Increased microRNA-34b and -34c predominantly expressed in stromal tissues is associated with poor prognosis in human colon cancer

Abstract

The microRNA-34 family (miR-34a, -34b and -34c) have been reported to be tumor suppressor microRNAs (miRNAs) that are regulated by the TP53 and DNA hypermethylation. However, the expression, regulation, and prognostic value of the miR-34 family have not been systematically studied in colon cancer. To elucidate the roles of miR-34 family in colon carcinogenesis, miR-34a/b/c were measured in tumors and adjacent noncancerous tissues from 159 American and 113 Chinese colon cancer patients using quantitative RT-PCR, and we examined associations between miR-34a/b/c expression with TNM staging, cancer-specific mortality, TP53 mutation status and Affymetrix microarray data. All miR-34 family members were significantly increased in colon tumors, counter to the proposed tumor suppressor role for these miRNAs. Increased miR-34b/c were observed in more advanced tumors in two independent cohorts and increased expression of miR-34b/c was associated with poor cancer-specific mortality. While the expression of miR-34 family was not associated with TP53 mutation status, TP53 transcriptional activity was associated with miR-34a/b/c expression that is consistent with the proposed regulation of miR-34a/b/c by TP53. To examine where the miR-34 family is expressed, the expression of miR-34 family was compared between epitheliums and stromal tissues using laser microdissection technique. The expression of miR-34b/c was increased significantly in stromal tissues, especially in cancer stroma, compared with epithelial tissue. In conclusion, increased miR-34b/c predominantly expressed in stromal tissues is associated with poor prognosis in colon cancer. MiR-34 may contribute to cancer-stromal interaction associated with colon cancer progression.
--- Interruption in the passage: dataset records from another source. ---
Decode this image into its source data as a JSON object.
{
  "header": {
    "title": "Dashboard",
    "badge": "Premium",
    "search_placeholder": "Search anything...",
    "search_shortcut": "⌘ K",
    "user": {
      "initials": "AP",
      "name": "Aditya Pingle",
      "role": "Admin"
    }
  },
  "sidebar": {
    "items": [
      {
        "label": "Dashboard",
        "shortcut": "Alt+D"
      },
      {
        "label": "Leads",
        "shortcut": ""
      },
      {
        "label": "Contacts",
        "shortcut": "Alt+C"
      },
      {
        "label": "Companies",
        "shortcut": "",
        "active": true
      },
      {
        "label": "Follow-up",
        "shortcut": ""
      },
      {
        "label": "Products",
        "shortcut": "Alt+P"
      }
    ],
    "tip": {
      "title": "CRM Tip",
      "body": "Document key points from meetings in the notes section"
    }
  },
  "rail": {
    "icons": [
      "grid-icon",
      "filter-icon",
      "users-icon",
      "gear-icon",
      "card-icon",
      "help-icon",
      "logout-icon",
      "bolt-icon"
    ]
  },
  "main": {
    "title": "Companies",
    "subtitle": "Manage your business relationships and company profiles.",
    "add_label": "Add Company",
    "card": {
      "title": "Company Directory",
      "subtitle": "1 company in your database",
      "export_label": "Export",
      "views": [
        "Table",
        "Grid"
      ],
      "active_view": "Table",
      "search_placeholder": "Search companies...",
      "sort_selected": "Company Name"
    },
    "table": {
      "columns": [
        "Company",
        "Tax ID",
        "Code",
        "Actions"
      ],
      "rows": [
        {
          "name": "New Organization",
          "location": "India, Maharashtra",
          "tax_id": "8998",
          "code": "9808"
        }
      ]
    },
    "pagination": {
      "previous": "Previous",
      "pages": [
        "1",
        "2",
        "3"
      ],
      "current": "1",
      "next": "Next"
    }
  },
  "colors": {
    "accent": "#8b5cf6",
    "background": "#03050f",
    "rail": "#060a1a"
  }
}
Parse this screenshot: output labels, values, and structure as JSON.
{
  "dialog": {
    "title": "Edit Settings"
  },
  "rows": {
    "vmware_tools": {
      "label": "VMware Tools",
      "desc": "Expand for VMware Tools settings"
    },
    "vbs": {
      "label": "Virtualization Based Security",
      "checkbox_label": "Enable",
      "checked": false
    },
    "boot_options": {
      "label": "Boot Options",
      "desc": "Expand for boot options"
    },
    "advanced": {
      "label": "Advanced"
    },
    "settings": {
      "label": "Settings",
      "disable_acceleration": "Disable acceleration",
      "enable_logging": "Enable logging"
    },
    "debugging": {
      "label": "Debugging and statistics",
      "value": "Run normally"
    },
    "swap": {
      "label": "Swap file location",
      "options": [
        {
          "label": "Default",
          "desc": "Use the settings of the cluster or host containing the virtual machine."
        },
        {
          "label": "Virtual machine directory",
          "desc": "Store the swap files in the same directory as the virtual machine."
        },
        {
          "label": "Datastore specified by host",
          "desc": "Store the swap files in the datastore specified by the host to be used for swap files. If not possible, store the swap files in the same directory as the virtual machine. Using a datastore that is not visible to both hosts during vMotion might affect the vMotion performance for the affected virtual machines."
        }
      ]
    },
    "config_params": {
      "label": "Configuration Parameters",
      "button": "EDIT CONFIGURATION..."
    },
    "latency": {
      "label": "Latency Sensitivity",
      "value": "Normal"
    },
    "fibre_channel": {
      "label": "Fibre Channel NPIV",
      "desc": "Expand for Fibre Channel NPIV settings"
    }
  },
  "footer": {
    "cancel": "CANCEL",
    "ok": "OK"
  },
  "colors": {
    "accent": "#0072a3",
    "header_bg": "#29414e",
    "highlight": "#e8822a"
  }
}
Fig 1. The miR-34 family members significantly increase in colon tumors compared to adjacent non-tumor tissues.

(A, B) Dot plots represent miR-34a/b/c threshold cycle values from TaqMan qRT-PCR normalized to U66 in American cohort (A) and Chinese cohort (B). Horizontal bars indicate median expression value. Wilcoxon matched-pairs test was used. MiR-34a was not detectable in one patient and this patient was excluded from all analyses.

Fig 2. The high expression of miR-34b/c is associated with advanced colon tumor and poor prognosis.

(A, B) Tissues were ordered from TNM stage I to IV tumors in the American cohort (A) and the Chinese cohort (B). Dot plots represent miR-34a/b/c threshold cycle values from TaqMan qRT-PCR normalized to U66. Horizontal bars indicate median expression value. The Cuzick nonparametric test for trend was used to evaluate trends. (C) Kaplan-Meier survival analysis of all stage cases in the American and Chinese combined cohorts stratified by median miR-34a expression and combined miR-34b/c expression. *Cases with low miR-34b and/or low miR-34c. **Cases with both high miR-34b and high miR-34c.

Fig 3. TP53 mutation is not associated with the expression of miR-34 family.

(A, B) TP53 mutational status was evaluated by immunohistochemistry using Formalin-Fixed Paraffin-Embedded (FFPE) tissues. Dot plots represent miR-34a/b/c threshold cycle values of tumor tissue from TaqMan qRT-PCR normalized to U66 in American cohort (A) and Chinese cohort (B). Horizontal bars indicate median expression value. Mann-Whitney test was used. WT: wild-type p53, Mut: mutant p53.

Fig 4. miR-34 family tends to be expressed predominantly in stromal tissue.

RNA samples from cancer epithelium, cancer stroma, normal adjacent epithelium and normal adjacent stroma were extracted separately using laser microdissection technique from 5 paired samples in the American cohort. Dot plots represent miR-34a/b/c threshold cycle values of tumor tissue from TaqMan qRT-PCR normalized to U48. Horizontal bars indicate median expression value. Un-paired t test was used.